Natural gas transportation from the Montney Shale is topping Enbridge Inc.’s pipeline agenda in northern British Columbia (BC) where a slate of projects on the Westcoast Energy system could add capacity for 800 MMcf/d
After shippers over-subscribed an open season for transport service, Enbridge plans to proceed on a 300 MMcf/d addition to the southern legs of the Westcoast natural gas system, which is forecast to cost C$3.6 billion. A regulatory application is scheduled for 2024. A second open season also has begun for a 500 MMcf/d potential expansion of the northern legs of Westcoast, which is projected to cost C$1.9 billion. Both projects have 2028 completion targets.
The Westcoast system, dating back to the 1950s, has become a growth front thanks to Montney drilling, as well as the LNG Canada export project at Kitimat and the Woodfibre liquefied natural gas export terminal that Westcoast recently bought into as a partner.
“This expansion illustrates the immense strategic importance of our BC system in supplying regional and global energy demand with low-emission natural gas,” said Vice President Cynthia Hansen.
Montney production is on the rise. According to a recent survey by the Canada Energy Regulator, expansions by 46 plants have grown capacity in northeastern BC along the Alaska Highway to 9.2 Bcf/d, or 59% more than the current 5.8 Bcf/d processing volume. Pipeline capacity is poised to nearly double to 11.5 Bcf/d.
No End For Natural Gas
Retiring CEO Al Monaco described the growth in BC as confirmation that natural gas is turning out to be an environmentally favored fuel that has no obvious end.
“While global economies and energy markets are experiencing significant volatility, Enbridge’s premium North America franchises, resilient commercial underpinnings, and our increasing inventory of organic opportunities put us in a great position to continue to grow into the future,” said Monaco.
“The fundamentals of our business continue to be positive; it’s clear that the world needs all forms of energy to meet future demand, especially in the context of the energy security, reliability, and affordability challenges that everyone is faced with in today’s environment.”

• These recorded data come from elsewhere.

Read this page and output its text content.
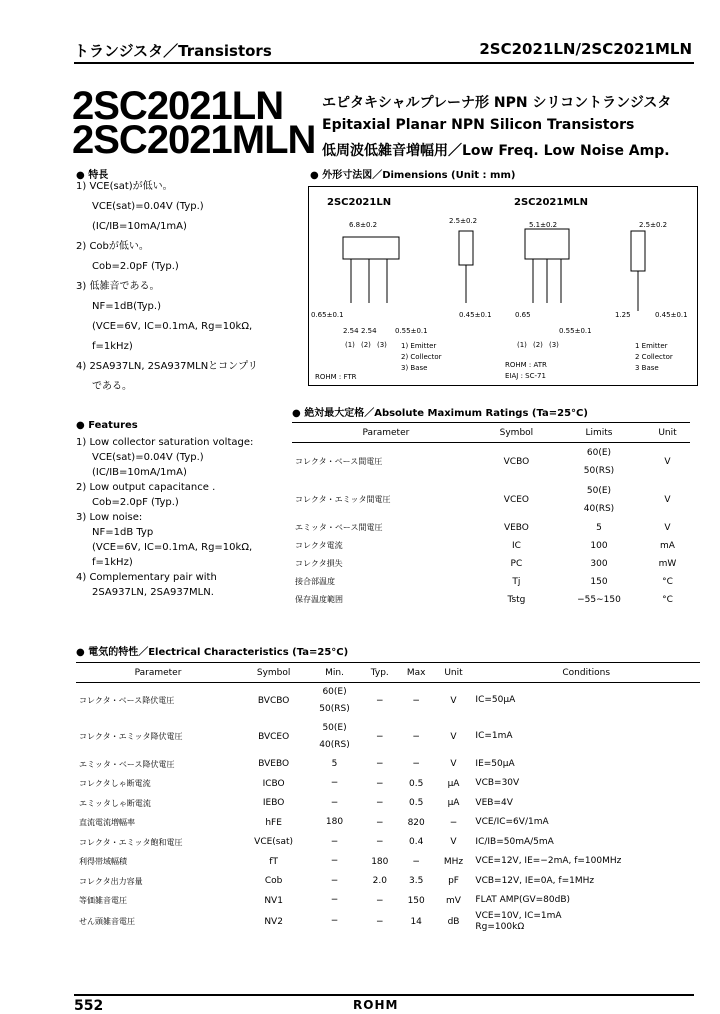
トランジスタ／Transistors	2SC2021LN/2SC2021MLN
2SC2021LN
2SC2021MLN
エピタキシャルプレーナ形 NPN シリコントランジスタ
Epitaxial Planar NPN Silicon Transistors
低周波低雑音増幅用／Low Freq. Low Noise Amp.
● 特長
1) VCE(sat)が低い。
VCE(sat)=0.04V (Typ.)
(IC/IB=10mA/1mA)
2) Cobが低い。
Cob=2.0pF (Typ.)
3) 低雑音である。
NF=1dB(Typ.)
(VCE=6V, IC=0.1mA, Rg=10kΩ,
f=1kHz)
4) 2SA937LN, 2SA937MLNとコンプリ
である。
● Features
1) Low collector saturation voltage:
VCE(sat)=0.04V (Typ.)
(IC/IB=10mA/1mA)
2) Low output capacitance .
Cob=2.0pF (Typ.)
3) Low noise:
NF=1dB Typ
(VCE=6V, IC=0.1mA, Rg=10kΩ,
f=1kHz)
4) Complementary pair with
2SA937LN, 2SA937MLN.
● 外形寸法図／Dimensions (Unit : mm)
2SC2021LN	2SC2021MLN
6.8±0.2	2.5±0.2
0.65±0.1
2.54 2.54	0.55±0.1
0.45±0.1
(1) (2) (3)
5.1±0.2	2.5±0.2
0.65	1.25	0.45±0.1
(1) (2) (3)
0.55±0.1
1) Emitter
2) Collector
3) Base
1 Emitter
2 Collector
3 Base
ROHM : FTR
ROHM : ATR
EIAJ : SC-71
● 絶対最大定格／Absolute Maximum Ratings (Ta=25°C)
Parameter	Symbol	Limits	Unit
コレクタ・ベース間電圧	VCBO	60(E)
50(RS)	V
コレクタ・エミッタ間電圧	VCEO	50(E)
40(RS)	V
エミッタ・ベース間電圧	VEBO	5	V
コレクタ電流	IC	100	mA
コレクタ損失	PC	300	mW
接合部温度	Tj	150	°C
保存温度範囲	Tstg	−55∼150	°C
● 電気的特性／Electrical Characteristics (Ta=25°C)
Parameter	Symbol	Min.	Typ.	Max	Unit	Conditions
コレクタ・ベース降伏電圧	BVCBO	60(E)
50(RS)	−	−	V	IC=50μA

コレクタ・エミッタ降伏電圧	BVCEO	50(E)
40(RS)	−	−	V	IC=1mA

エミッタ・ベース降伏電圧	BVEBO	5	−	−	V	IE=50μA

コレクタしゃ断電流	ICBO	−	−	0.5	μA	VCB=30V

エミッタしゃ断電流	IEBO	−	−	0.5	μA	VEB=4V

直流電流増幅率	hFE	180	−	820	−	VCE/IC=6V/1mA

コレクタ・エミッタ飽和電圧	VCE(sat)	−	−	0.4	V	IC/IB=50mA/5mA

利得帯域幅積	fT	−	180	−	MHz	VCE=12V, IE=−2mA, f=100MHz

コレクタ出力容量	Cob	−	2.0	3.5	pF	VCB=12V, IE=0A, f=1MHz

等価雑音電圧	NV1	−	−	150	mV	FLAT AMP(GV=80dB)

せん頭雑音電圧	NV2	−	−	14	dB	VCE=10V, IC=1mA
Rg=100kΩ
552	ROHM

He also highlighted Enbridge’s work on LNG projects on the Gulf Coast, Western Canada and U.S. oil storage sites. Enbridge also has an Ontario distribution utility. Monaco also noted the company garnering support with Canadian Indigenous groups through a $1.12 billion pipeline partnership.
“I’m proud,” said Monaco as he wrapped up 27 years with Enbridge including the last 11 as CEO. “We’ve consistently grown cash flows and the dividend, delivered on our strategic priorities, and materially enhanced and diversified our asset mix by substantially increasing our natural gas footprint and low-carbon platform and capabilities.”
Enbridge, which reports in Canadian dollars (C$100/US 74 cents), earned $1.27 billion (63 cents/share) in 3Q2022, versus year-ago profits of $682 million (34 cents).